Hell Followed with Us(15)
—The Truth by High Reverend Father Ian Clevenger
Nick catches me at the chore board the next morning while I’m debating between cleaning duty or helping Carly fix the rain barrel, which sprung a leak in the night. He takes the chalk out of my hand. “You’re with us today. Meet me in ten.”
That’s how I end up at the back door of the ALC with Nick, Salvador, and the sunburned boy, Cormac. Cormac is tall and sharp with long red hair and a rifle, and he greets me with, “Great. We have to babysit a middle schooler too.”
Um?
“Nick,” Salvador says, clasping xyr hands together in supplication. “I am literally begging you to let me hit him. Please? Just once. Trevor would want me to.”
Nick goes through each of us in turn. “Benji, ignore him. Salvador, not funny. Cormac, one more word, and I will look the other way. Am I clear?”
“Clear,” Salvador chirps. Cormac scoffs.
My contribution is ignoring Cormac altogether and saying, “So what are we doing, anyway?”
Salvador slings an arm over my shoulder. The sudden touch startles me, but xe is warm and strong, and I don’t exactly mind it. “You know how Cormac’s been cutting off all those ears? Believe it or not, he doesn’t just do that for fun.”

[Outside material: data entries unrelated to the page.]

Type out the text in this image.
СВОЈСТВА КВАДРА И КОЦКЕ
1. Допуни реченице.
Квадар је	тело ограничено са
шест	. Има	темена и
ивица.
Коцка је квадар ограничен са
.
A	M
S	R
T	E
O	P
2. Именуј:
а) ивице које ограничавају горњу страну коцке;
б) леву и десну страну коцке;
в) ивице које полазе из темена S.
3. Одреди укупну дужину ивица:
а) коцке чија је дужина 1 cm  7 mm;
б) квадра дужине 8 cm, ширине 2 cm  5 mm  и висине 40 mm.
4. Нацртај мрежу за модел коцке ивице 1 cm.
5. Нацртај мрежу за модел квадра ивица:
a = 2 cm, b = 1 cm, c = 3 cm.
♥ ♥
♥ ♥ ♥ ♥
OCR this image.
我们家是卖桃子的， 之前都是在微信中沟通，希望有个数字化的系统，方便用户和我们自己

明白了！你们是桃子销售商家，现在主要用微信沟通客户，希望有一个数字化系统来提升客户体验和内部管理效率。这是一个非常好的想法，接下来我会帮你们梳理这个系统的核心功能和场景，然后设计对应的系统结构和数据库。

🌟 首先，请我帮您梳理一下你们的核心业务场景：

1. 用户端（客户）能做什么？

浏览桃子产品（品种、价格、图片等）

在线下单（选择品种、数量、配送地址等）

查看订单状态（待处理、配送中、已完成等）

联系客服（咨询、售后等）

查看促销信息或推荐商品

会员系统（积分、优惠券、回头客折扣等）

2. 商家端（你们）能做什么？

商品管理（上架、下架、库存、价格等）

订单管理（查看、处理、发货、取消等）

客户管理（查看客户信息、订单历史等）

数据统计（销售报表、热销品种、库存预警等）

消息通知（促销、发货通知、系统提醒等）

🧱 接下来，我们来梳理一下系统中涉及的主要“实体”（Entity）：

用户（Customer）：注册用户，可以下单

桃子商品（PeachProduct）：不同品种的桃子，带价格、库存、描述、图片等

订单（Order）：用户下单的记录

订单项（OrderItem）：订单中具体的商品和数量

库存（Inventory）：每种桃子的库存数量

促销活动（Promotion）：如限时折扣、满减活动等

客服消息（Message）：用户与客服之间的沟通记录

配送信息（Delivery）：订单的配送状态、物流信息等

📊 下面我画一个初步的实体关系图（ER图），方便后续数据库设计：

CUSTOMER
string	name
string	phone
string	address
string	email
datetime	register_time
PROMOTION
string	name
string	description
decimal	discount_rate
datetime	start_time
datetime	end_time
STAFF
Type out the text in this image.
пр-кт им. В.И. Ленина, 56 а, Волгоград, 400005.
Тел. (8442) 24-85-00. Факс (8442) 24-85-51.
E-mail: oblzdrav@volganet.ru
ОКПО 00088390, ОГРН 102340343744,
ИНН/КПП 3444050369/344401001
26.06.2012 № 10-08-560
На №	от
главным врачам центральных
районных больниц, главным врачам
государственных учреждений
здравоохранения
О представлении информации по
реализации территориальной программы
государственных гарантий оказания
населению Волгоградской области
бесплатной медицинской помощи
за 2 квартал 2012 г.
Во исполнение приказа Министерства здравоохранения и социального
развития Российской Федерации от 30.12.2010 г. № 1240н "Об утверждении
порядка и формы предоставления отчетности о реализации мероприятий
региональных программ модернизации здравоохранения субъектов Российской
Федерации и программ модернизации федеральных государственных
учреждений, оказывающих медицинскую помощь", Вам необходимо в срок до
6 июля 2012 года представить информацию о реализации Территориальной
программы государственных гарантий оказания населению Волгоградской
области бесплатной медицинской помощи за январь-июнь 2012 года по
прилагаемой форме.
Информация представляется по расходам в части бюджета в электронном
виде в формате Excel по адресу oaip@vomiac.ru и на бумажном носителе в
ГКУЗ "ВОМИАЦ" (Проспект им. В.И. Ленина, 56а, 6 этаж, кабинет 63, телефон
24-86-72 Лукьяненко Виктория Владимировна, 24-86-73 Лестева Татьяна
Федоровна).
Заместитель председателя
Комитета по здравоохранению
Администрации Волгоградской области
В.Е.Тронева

Cormac snarls, “Choke on a dick,” and Salvador shoots back, “Maybe you can give me some pointers!”
Nick shoves them out the back door and into the courtyard like unruly children, and they squabble for a second before disappearing farther into the grass. A clatter of wood and metal later, they’re dragging a wheeled cart toward the gate to the street.
“If you’re thinking about joining the Watch,” Nick says, “might as well get a taste for what we do.” I step out into the sun, squinting up at the early-morning clouds. It’s a beautiful day. “Don’t want to keep the Vanguard waiting.”
* * *
The city park—Wagner Commons, according to the sign—has become an infant forest between skyscrapers and dead streetlights. Benches line a gravel path grown through with weeds, and the pond is choked with filth. Squirrels chase one another around a towering maple with a body lashed to its trunk. Flies buzz in a shifting cloud, surrounding the caved-in skull and cross carved into the stomach.
Bodies like this hang in a long, stinking row on both sides of the New Nazareth gate. They’re everywhere in this city.
“Shit,” Cormac mutters. His trigger finger twitches. “Is that—”
Nick holds out a hand. “It’s old.”
“Still,” Salvador says.
The four of us give the execution a wide berth as we trudge toward the meeting spot at the edge of the pond. It’s a pavilion, a roof on stilts above a concrete slab, the kind of thing families used to rent for birthday parties. There’s even a sad little grill, blackened with ash. Nick and I pull the sled up beside one of the picnic tables—I switched off with Salvador a few blocks back because I felt bad for not helping—and Cormac glares out over the wavering fields.
He growls, “They said they’d be here.”
Along the way, Nick explained the Vanguard: They’re a militia group on the other side of the city, made up of a collection of families sitting on top of a hell of a lot of supplies. If I ever heard about them in New Nazareth, I can’t remember. We prayed for the destruction of the nonbelievers’ strongholds but never any one in particular.
I feel the knife Nick gave me in my pocket. Mom’s horror stories about nonbelievers squirm uncomfortably in my skull. Nick wouldn’t have given me the knife if this were all a setup, right? If he was just going to hand me back to the Angels? The death squads might make an exception to their no-survivors rule in exchange for getting me back.
“We still have some time.” Salvador squints at the sun. “It’s not even noon.”
“Not even noon,” Cormac repeats. “God.” I bite the inside of my cheek at the Lord’s name being taken in vain, on alert for a grown-up to overhear and scream at us. “I’m going to do a sweep. Come with me or not; I don’t care.”
Nick sighs. “Salvador, make sure he doesn’t get himself killed.”
Salvador perks up. “Permission to deck him if he starts saying stupid shit again?”
“Not answering that. Be safe.”
They both walk away, and it’s just me and Nick. I sit on the edge of the concrete in a patch of sun that shifts as bare tree branches move in the breeze, and I don’t let my hand off the knife.
New Nazareth had a lot of green places like this: lawns and wooded areas, creeks and bridges over gullies. I first kissed Theo in one of those little forests. We were fourteen and barefoot in the dirt, obsessed with each other because juvenile crushes meant we could forget about the world choking to death beyond the walls. I could pretend I didn’t hate the way my body looked in a dress if it meant Theo would touch me again.
Nick says, so quietly that I know exactly what he’s talking about, “When did you join?”
My head snaps up to where Cormac and Salvador are drifting out of earshot. What kind of question is that? I open my mouth to protest, Are you trying to get me shot? But…I want to talk about it. You can’t talk about how much it sucks to be an Angel to other Angels. I tried that once, and look where that got me with Theo.